Preparing a dichotomous predictor for a prior

I would like to use a standard weakly informative prior in my model (i.e., normal(0, 1)).

I believe that I would scale this to the mean and sd of my dependent variable. For example, if my DV is reaction time, with a mean of 500 and a sd of 100, my prior would be normal(500, 100).

Am I right about that?

My question is: lets say I have a continuous predictor and a categorical predictor. The continuous predictor has been z-transformed. The categorical predictor is dichotomous and sum coded (i.e., -.5 and .5). Can I just slap the same prior (i.e., normal[500,100]) on both of these variables? Really I have two questions:

  1. Do I have to do anything to bring the continuous and categorical predictors onto the same scale?
  2. Does it make sense to use the same predictor for a continuous and categorical predictor?

It’s precisely because nobody answers questions like these that it would be really helpful to be able to ask for private consulting.

I don’t have it at my fingertips, but I seem to recall reading one of Gelman’s blog posts where he advocated for putting continuous data on a normal(0, 0.5) scale because it matched reasonably well with binary data. From that perspective, it seems like a normal(500, 100) on the continuous predictor would be roughly equivalent to a normal(500, 200) on the binary one.

Ah okay, thanks! Would this be the same if the binary predictor is sum coded? Or would the continuous data then be put on a normal(0, .25) scale?

I’m not quite sure. I never use sum coding.
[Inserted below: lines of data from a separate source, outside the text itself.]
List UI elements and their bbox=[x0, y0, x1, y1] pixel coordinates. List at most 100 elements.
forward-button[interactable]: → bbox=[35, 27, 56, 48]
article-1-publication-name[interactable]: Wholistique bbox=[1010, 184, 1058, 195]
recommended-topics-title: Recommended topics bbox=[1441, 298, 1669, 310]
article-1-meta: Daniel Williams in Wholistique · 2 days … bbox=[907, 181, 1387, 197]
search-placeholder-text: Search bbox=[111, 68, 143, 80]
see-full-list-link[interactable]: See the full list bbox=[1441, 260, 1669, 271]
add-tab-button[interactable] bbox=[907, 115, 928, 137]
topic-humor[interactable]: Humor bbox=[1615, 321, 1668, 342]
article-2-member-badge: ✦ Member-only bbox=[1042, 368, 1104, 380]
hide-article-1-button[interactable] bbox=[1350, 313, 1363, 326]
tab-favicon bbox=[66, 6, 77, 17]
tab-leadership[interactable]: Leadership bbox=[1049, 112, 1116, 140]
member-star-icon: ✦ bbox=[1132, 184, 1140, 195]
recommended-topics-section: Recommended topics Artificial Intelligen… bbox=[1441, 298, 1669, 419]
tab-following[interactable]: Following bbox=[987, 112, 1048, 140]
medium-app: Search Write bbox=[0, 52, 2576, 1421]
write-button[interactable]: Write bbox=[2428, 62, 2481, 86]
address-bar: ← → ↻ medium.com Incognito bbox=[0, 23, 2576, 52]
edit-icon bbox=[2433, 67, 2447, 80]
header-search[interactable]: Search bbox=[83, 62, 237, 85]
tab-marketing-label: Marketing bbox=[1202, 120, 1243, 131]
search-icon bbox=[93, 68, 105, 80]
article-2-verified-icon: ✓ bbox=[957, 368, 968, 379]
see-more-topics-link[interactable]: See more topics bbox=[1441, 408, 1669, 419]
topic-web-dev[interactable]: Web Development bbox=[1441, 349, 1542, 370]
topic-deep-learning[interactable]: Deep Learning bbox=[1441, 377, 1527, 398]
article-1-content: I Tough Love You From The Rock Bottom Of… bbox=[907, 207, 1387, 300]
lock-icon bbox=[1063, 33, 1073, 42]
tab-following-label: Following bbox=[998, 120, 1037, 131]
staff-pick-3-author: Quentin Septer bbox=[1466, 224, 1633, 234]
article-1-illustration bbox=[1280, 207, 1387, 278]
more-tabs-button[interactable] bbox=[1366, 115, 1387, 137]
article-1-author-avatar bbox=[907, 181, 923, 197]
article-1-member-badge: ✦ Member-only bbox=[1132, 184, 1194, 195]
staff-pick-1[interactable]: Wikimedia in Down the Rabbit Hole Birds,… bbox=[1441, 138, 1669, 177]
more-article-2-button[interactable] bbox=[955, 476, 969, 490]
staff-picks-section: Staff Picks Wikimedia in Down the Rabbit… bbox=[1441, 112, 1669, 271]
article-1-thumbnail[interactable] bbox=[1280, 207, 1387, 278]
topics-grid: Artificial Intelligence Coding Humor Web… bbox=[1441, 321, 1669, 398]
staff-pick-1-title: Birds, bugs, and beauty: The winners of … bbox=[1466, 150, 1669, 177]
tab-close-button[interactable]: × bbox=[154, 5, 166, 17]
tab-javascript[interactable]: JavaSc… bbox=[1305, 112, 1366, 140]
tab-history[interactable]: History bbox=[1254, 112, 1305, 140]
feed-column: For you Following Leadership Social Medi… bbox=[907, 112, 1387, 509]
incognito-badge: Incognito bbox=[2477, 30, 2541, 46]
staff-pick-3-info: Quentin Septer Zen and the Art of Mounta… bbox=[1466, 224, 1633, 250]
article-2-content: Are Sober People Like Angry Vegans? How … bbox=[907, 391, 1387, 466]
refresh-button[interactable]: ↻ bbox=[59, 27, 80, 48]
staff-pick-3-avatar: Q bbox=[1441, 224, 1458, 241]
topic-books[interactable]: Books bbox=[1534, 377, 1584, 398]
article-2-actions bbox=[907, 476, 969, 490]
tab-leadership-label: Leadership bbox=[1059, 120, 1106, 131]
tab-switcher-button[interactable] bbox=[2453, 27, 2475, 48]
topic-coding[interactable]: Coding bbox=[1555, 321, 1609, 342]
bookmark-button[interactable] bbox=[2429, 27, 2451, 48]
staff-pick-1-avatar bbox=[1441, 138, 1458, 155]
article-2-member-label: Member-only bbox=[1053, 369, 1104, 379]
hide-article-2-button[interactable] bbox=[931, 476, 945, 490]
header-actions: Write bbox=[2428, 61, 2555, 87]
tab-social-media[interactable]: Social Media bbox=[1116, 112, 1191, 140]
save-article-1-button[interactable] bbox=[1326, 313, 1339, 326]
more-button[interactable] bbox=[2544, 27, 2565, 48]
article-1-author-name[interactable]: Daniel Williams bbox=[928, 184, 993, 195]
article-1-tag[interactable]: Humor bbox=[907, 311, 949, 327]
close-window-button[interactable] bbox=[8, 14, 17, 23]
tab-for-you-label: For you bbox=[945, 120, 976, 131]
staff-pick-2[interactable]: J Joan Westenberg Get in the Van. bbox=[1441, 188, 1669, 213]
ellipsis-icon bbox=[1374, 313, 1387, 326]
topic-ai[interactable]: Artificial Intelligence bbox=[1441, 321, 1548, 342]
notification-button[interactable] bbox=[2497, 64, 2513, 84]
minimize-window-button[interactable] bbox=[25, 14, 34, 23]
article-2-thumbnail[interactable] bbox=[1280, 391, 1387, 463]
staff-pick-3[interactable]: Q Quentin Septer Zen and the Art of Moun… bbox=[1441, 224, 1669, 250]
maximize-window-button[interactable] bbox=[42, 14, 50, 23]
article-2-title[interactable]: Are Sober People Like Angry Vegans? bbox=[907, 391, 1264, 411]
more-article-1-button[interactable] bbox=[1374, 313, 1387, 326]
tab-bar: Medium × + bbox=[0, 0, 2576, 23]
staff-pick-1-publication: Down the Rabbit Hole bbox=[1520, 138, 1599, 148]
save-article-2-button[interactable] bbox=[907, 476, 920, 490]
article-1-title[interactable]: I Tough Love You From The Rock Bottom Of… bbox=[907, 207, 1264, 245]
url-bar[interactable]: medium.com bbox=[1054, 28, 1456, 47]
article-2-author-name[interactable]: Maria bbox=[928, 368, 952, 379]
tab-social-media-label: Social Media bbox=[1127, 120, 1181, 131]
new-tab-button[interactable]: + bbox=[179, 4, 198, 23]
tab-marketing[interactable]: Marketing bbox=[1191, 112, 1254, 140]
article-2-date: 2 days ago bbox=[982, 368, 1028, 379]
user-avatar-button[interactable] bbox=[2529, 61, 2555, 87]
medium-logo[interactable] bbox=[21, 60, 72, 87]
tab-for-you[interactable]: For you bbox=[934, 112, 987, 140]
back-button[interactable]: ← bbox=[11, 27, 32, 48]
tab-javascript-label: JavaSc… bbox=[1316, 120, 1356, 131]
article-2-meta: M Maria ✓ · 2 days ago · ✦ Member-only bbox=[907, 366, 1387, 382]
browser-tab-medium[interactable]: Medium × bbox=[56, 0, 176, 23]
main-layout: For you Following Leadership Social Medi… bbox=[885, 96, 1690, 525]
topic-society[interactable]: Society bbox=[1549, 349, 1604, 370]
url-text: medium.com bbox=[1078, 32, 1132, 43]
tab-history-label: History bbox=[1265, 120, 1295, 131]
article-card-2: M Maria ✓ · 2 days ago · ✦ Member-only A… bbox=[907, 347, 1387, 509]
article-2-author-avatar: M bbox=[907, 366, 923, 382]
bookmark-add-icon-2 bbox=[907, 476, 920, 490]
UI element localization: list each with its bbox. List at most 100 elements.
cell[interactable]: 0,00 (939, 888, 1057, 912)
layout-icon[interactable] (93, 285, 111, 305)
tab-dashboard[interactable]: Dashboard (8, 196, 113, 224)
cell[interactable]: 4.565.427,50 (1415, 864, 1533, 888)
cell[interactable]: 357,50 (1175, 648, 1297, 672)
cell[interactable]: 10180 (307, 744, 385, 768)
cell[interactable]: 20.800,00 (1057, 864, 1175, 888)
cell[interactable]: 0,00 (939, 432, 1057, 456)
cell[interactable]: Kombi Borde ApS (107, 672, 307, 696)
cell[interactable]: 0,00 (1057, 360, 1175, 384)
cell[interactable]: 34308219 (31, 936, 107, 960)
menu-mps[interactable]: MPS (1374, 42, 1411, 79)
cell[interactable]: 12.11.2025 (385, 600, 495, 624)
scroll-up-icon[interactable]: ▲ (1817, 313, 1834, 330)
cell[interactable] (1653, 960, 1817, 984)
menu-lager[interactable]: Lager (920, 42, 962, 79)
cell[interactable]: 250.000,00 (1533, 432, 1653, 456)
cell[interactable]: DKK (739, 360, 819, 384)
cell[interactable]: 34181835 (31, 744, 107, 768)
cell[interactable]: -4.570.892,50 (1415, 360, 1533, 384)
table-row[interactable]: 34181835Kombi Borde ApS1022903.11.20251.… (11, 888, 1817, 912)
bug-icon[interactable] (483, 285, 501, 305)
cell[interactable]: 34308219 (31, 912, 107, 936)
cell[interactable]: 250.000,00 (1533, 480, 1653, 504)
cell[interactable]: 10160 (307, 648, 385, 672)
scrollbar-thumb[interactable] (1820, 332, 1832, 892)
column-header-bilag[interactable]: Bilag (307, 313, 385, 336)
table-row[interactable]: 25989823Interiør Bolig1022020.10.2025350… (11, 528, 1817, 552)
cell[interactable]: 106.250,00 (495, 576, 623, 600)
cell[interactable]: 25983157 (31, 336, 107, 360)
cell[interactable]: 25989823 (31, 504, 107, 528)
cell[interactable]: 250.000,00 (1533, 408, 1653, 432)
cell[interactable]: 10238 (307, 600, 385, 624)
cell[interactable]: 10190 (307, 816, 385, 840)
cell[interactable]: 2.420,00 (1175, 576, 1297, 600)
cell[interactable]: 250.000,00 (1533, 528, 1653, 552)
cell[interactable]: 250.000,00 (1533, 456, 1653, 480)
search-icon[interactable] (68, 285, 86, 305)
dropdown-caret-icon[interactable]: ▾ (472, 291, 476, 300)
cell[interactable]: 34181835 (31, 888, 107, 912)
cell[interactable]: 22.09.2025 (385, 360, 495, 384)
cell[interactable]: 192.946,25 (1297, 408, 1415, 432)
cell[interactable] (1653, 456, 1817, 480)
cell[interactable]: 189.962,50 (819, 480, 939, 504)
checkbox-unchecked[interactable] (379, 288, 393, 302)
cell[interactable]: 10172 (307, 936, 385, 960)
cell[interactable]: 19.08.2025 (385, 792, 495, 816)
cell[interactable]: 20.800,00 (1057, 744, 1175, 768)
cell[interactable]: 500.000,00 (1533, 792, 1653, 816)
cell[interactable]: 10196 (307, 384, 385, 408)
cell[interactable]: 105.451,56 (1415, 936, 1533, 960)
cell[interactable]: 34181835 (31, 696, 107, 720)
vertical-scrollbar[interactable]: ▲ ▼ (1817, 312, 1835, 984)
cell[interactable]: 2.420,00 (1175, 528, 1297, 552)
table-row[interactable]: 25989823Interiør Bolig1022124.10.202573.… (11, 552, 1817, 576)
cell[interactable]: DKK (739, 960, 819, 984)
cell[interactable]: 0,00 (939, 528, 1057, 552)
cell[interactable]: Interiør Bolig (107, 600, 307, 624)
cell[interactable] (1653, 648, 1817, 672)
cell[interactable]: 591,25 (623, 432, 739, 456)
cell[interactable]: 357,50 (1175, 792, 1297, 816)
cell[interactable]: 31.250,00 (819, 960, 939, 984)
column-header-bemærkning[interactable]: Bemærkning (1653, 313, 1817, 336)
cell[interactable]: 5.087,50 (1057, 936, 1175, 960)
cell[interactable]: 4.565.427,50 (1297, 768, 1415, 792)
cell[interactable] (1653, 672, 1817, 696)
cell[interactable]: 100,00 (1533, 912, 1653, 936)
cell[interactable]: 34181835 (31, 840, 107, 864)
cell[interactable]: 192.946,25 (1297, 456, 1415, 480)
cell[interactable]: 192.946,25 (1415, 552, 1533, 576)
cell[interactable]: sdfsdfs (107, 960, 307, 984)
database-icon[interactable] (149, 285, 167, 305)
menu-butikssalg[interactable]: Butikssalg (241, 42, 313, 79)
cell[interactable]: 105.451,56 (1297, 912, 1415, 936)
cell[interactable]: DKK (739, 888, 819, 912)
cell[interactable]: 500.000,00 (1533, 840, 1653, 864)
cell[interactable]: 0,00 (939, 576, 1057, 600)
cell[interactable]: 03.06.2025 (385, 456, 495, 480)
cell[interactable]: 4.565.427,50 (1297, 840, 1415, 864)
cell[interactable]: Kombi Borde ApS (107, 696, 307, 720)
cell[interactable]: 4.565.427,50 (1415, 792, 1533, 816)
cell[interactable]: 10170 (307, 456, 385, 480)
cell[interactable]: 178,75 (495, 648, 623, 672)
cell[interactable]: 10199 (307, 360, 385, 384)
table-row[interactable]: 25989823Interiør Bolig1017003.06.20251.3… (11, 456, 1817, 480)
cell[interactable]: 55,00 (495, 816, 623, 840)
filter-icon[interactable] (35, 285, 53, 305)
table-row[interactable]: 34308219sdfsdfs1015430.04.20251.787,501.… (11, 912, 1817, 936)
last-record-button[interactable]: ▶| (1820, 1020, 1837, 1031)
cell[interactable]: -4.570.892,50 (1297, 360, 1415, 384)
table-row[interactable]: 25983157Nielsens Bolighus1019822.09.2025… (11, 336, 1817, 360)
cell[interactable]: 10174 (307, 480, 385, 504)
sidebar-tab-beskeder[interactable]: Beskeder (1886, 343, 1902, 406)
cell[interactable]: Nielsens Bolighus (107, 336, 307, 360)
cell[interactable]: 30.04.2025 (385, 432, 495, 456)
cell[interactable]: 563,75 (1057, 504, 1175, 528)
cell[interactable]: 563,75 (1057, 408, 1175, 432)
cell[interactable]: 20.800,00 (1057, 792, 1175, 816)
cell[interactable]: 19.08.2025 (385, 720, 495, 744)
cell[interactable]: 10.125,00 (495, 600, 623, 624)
Hi Lisa, I do think people often answer questions like this but we get a lot of brms questions and sometimes it really does take a long time to get a response so I understand the frustration. But it’s totally okay to ask for private consulting here. I remember a concern being raised in one post about asking for free tutoring (I think the concern was that we try to keep free stuff public for everyone to benefit from) but you are definitely welcome to ask for private consulting here.

I don’t think that your general procedure for thinking about priors is advisable (if I understand correctly).

First, it is a problem to allow your data to inform your prior. This issue is actually really subtle (it is technically ok if your data prompts you to reexamine your domain expertise, and to cause you to realize that your previous prior mis-characterized your prior domain expertise). But the procedure that you describe sounds problematic. I think I see the underlying logic–in an intercept-only model, the distribution of the data provides a very weak guess about the location of the mean. But this doesn’t actually stand up to scrutiny. The idea that the distribution of the data provides a weak guess about the location of the mean already presupposes a sufficiently flat prior, and then allows a “first look” at the data to tighten the initial flat prior. If your “initial prior” (aka “the prior”) is truly close to flat, you should just use that as your prior in the analysis without tightening it around the sample mean.

Second, the logic breaks down even further when you’re picking a prior for the regression coefficients rather than the intercept of an intercept-only model. I think a toy example is the best way to see this. Imagine you’re fitting a linear regression of the form y = a + bx + Normal(0, sigma). Imagine that in reality x has no effect on y, and this lack-of-effect is consistent with our domain expertise. Imagine further that the distribution of y in our data is approximately normal, centered at mean(y) = 100 and with standard deviation sd(y) = 1.
If I understand your procedure correctly, you are suggesting putting a prior of Normal(100,1) not only on a but also on b, which implies that you are certain as can be that x has a huge positive impact on y.

The main advice that you’ll find on this forum regarding choice of priors is to do your best to choose priors that are consistent with your domain expertise. This doesn’t mean you have to write down priors that precisely encode your current state of belief. If you want weak priors that are consistent with your domain knowledge, choose them so that they cover the full range of values that are remotely conceivable to you–the range outside of which you would assume that something had gone catastrophically wrong with your data collection. If you really don’t want to do this, you can use truly flat (improper) priors, but this is a generally unpopular choice among Stan users (and some have convincingly argued that these flat priors NOT non-informative). But what you must not do is to use priors that are directly informed by the data you are modeling.